While people in Florida will surely understand that a husband or wife who are not citizens of the United States would like to come and live in the country will generally be allowed to do so if they are legally married, an issue that often comes up is whether a fiancé or fiancée can come to live in the U.S. The U.S. Immigration and Naturalization Service has certain rules for U.S. citizens who are trying to bring a foreign national to whom they are not married, but are planning to marry, into the country. Understanding this is a key to getting it done.
When marrying a foreign national the eligibility requirements are paramount.

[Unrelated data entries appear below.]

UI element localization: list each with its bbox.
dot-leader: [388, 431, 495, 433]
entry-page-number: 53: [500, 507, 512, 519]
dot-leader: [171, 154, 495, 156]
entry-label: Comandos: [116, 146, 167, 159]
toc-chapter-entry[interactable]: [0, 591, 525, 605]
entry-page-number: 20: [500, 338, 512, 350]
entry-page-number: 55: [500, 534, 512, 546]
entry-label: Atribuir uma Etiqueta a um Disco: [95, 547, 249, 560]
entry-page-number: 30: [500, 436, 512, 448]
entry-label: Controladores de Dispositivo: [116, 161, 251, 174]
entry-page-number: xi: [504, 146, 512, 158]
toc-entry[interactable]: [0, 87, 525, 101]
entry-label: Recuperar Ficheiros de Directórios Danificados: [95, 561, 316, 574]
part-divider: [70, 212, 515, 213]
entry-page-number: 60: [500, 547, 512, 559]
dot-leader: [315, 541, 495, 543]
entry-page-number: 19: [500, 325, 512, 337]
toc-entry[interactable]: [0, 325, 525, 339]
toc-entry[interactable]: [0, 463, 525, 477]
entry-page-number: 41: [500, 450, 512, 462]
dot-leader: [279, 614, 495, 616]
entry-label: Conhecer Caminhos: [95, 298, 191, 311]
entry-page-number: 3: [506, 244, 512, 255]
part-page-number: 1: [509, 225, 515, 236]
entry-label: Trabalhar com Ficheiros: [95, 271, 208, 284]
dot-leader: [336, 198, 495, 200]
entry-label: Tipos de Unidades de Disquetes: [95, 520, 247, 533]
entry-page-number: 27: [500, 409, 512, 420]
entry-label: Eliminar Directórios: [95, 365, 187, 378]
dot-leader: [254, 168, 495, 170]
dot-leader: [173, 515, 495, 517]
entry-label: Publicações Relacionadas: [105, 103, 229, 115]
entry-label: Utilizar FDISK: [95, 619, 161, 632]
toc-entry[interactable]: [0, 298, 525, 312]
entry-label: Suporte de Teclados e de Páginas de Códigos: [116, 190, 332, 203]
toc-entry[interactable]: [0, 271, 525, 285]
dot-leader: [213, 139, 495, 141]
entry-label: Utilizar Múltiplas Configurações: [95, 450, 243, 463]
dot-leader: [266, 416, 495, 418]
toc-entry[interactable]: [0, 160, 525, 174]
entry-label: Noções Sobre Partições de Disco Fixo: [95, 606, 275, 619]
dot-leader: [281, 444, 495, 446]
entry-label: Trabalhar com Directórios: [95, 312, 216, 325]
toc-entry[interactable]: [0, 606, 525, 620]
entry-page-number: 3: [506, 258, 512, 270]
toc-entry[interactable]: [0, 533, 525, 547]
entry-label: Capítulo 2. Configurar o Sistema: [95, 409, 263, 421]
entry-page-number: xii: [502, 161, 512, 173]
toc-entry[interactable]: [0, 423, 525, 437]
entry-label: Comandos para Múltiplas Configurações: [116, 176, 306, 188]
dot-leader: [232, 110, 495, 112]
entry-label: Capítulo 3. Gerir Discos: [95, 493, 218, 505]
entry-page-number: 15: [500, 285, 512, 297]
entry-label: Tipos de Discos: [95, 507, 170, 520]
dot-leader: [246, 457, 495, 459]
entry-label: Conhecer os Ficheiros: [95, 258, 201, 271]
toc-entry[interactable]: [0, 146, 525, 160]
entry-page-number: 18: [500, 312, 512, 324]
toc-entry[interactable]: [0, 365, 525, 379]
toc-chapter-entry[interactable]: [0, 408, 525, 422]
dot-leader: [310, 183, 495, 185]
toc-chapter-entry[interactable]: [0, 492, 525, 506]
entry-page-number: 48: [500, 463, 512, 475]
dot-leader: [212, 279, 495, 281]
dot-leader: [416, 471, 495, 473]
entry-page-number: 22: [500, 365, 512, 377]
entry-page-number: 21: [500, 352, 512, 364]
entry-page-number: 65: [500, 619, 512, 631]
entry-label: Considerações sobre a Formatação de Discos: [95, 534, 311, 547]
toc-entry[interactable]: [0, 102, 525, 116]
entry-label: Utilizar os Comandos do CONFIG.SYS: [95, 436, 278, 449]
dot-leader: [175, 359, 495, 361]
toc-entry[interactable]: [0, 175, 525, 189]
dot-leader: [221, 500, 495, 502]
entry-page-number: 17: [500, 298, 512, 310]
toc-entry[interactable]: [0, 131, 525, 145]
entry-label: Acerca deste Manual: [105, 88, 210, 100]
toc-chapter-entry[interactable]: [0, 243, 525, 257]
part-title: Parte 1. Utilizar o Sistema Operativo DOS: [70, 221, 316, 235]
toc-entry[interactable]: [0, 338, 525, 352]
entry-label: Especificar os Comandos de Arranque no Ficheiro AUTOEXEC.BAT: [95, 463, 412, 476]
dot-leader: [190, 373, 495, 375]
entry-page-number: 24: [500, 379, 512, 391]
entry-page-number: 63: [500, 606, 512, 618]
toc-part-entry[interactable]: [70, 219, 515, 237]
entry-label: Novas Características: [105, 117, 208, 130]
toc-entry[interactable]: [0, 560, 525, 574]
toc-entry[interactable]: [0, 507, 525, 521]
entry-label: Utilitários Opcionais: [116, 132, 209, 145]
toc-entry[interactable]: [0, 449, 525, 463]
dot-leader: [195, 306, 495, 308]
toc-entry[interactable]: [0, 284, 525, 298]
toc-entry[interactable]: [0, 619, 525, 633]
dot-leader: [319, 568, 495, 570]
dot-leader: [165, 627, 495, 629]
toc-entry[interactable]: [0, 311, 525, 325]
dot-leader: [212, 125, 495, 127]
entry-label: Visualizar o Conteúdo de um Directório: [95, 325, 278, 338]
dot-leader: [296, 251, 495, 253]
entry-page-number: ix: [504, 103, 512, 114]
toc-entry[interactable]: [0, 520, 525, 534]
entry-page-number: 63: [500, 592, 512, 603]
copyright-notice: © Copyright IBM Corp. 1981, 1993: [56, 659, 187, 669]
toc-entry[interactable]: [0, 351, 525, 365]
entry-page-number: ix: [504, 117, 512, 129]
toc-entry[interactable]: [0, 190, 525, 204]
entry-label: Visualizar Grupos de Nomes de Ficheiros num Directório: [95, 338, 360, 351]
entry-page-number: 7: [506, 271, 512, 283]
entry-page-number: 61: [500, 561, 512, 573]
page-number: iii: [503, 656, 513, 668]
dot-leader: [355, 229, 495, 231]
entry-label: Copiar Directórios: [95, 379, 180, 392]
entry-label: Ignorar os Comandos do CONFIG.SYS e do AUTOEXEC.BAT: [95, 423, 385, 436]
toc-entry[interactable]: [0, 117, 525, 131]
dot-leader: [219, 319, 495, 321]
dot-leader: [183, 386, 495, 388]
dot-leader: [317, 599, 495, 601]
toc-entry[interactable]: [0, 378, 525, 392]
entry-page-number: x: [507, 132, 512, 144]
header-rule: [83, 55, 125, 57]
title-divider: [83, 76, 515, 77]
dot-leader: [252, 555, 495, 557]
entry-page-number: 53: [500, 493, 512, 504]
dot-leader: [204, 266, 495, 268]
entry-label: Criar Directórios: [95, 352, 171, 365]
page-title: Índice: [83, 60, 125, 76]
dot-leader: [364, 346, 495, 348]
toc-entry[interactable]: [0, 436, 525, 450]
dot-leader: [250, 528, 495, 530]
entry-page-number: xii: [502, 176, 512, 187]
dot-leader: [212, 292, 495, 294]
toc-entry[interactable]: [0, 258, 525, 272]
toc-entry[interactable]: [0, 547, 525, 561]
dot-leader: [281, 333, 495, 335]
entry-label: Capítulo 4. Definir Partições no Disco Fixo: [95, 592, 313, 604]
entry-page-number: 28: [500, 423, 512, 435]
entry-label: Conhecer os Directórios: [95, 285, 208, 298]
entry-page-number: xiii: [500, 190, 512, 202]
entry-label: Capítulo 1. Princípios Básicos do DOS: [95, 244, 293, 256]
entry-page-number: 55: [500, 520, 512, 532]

The person who seeks a fiancé(e) visa must show the following: that the petitioner is a citizen of the U.S.; that there is an intention to marry the foreign national within 90 days of him or her entering the U.S.; that both parties are free to marry and any past marriages have been legally concluded; the couple met one another in person at least one time in the two years before filing the petition.
A waiver for the requirement that the couple had met in the previous two years can be requested in the following circumstances: if requiring it would be a violation to strict and long-established customs based on the social practices of the citizen and the other person; if it is proven that fulfilling the requirement would pose an extreme hardship to the citizen.
For people who are planning to marry a foreign national, it is essential to go through the proper legal channels for the person to come into the U.S. legally. It is possible to get a visa for a fiancé(e), but the rules can be confusing. Having assistance from a lawyer experienced in all aspects of family immigration is vital.